Так бы и сошло, и женился бы, наверно, да одно беда, стали танцевать, а колокольчик-то из кармана на грех и вывались. А тут хозяйский сын рассказал, как «дядя с колокольчиком по саду прыгал», а другие видели, как на корове через реку верхом ехал… Вышел скандал, драка, и жениха выгнали…

Ось як було!

И всю правду Гоголь писал, всю правду! Вот Коробочку взять… Сколько таких Коробочек было! И теперь они есть… А ту Коробочку прямо, кажется, с моей тети, Пивинской, списал… А что мысль написать «Мертвые души» взята с моего дяди Пивинского, так это я наверно знаю, и знаю, как это произошло.

– Что же, Чичикова Гоголь писал с Пивинского?

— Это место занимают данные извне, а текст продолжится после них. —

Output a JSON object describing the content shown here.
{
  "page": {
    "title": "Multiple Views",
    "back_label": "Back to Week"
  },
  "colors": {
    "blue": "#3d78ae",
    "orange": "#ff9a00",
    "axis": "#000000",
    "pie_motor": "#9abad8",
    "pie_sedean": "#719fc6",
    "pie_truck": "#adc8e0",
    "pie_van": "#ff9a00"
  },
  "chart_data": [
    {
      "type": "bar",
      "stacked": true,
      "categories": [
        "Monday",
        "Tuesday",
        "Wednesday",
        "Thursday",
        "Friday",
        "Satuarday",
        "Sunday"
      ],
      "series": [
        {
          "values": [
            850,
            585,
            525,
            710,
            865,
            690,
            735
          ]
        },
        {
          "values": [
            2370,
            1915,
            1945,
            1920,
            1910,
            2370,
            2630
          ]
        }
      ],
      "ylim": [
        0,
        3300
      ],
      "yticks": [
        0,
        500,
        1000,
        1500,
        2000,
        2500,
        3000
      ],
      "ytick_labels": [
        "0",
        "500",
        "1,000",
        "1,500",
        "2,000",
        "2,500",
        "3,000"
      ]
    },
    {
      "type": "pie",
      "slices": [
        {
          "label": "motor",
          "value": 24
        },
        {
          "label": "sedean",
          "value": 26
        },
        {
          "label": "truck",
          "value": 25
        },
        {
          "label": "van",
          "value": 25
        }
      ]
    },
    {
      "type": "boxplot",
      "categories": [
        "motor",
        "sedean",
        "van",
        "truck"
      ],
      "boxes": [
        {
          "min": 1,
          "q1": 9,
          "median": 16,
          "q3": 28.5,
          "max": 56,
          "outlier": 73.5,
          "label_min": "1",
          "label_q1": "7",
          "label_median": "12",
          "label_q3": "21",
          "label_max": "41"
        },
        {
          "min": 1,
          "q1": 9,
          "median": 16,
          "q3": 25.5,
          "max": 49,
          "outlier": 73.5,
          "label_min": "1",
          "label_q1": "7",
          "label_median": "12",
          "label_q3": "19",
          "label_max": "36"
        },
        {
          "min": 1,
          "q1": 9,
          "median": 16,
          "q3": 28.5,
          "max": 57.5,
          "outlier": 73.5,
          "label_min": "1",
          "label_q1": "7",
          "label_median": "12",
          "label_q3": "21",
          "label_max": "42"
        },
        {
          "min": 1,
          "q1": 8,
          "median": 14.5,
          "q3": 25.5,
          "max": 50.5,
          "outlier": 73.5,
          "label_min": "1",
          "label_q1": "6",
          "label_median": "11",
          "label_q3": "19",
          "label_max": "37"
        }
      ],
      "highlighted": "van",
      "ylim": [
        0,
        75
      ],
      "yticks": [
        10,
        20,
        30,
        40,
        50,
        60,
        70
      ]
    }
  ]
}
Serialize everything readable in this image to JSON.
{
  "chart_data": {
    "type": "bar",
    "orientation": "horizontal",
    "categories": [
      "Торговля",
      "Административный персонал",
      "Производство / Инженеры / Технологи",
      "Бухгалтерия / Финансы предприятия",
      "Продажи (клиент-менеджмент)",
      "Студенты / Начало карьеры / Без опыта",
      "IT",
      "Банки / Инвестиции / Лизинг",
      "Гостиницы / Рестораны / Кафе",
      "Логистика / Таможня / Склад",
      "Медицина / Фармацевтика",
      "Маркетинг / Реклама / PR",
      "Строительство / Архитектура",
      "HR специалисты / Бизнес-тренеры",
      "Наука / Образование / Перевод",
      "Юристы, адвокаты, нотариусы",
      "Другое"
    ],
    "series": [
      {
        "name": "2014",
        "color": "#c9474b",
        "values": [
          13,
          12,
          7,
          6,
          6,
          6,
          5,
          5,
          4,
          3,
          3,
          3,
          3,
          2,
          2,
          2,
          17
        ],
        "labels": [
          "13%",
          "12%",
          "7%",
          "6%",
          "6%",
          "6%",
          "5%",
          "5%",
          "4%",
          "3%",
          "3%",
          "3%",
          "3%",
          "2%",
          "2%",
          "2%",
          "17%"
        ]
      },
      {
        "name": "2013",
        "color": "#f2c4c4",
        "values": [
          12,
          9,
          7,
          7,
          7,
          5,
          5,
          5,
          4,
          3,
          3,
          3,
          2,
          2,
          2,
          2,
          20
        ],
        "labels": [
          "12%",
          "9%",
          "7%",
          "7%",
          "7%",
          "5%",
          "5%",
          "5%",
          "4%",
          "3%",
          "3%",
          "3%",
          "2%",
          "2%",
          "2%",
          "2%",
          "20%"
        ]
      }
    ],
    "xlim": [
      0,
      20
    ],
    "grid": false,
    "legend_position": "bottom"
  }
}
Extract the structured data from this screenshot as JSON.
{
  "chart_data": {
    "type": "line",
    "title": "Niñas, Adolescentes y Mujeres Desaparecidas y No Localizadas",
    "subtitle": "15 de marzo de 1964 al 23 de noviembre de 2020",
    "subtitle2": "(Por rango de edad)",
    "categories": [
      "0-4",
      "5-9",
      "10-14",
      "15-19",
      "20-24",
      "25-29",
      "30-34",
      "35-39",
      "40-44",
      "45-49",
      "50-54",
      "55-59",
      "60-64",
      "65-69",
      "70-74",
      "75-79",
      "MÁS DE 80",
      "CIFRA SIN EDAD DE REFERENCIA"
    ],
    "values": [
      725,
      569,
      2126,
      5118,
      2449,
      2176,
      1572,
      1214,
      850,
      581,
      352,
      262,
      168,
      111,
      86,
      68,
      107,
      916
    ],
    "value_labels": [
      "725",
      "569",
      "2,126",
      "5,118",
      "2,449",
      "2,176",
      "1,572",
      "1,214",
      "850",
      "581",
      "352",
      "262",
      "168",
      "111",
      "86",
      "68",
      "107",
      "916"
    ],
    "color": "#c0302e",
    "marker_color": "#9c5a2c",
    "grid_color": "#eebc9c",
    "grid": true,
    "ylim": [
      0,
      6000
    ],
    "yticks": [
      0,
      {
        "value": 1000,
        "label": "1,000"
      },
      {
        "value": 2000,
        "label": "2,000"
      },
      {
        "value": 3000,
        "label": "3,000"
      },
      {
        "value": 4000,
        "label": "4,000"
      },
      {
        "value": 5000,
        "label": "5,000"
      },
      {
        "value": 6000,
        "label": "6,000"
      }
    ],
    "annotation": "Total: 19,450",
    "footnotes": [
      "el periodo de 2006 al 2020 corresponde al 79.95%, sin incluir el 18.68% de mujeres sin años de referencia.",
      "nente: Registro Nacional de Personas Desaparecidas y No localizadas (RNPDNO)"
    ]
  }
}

– Нет. Чичикова с другого кого-то списал, а самую мысль «Мертвых душ» дал Пивинский, это уж я достоверно знаю. Пивинские были мои дядя и тетя, у них я часто в Федунках бывала: это 17 верст от Яновщины.

Об истории «Мертвых душ» Мария Григорьевна рассказала:

– У Пивинских было 200 десятин земли и душ 30 крестьян и детей пятеро. Богато жить нельзя, и существовали Пивинские винокурней. Тогда у многих помещиков были свои винокурни, акцизов никаких не было.

Вдруг, это еще до меня было, начали разъезжать чиновники и собирать сведения о всех, у кого есть винокурни. Пошел разговор о том, что, у кого нет пятидесяти душ крестьян, тот не имеет права курить вино. Задумались тогда мелкопоместные – хоть погибай без винокурни.

А Харлампий Петрович Пивинский хлопнул себя по лбу да сказал:

– Эге! Не додумались!

И поехал он в Полтаву да и внес за своих умерших крестьян оброк, будто за живых… А так как своих, да и с мертвыми, далеко до пятидесяти не хватало, то набрал он в бричку горилки да и поехал по соседям и накупил у них за эту горилку мертвых душ, записал их себе и, сделавшись по бумагам владельцем пятидесяти душ, до самой смерти курил вино и дал этим тему Гоголю, который бывал в Федунках, да, кроме того, и вся миргородчина знала про мертвые души Пивинского.

Чудаки были эти Пивинские! И совершенно между собою противоположные люди: Пивинская Мария Ивановна – она родная сестра моей матери – важничала, выпяливалась, из последних кишок тянулась, а Харлампий простак был! Ни на что внимания! Была у меня еще тетя, полковница Морская, муж у нее моряк был. Вот и приезжаем мы с тетей к Пивинским. Выходит сам в новой чумарке, как сейчас вижу: один рукав синий, другой – пестрый, одна пола синяя, другая – красная, а спина – диванной материи с турецкими огурцами.

Мы так и остолбенели.

И говорит ему Морская:

– Как тебе, Харлампий Петрович, не стыдно таким чучелом одеваться?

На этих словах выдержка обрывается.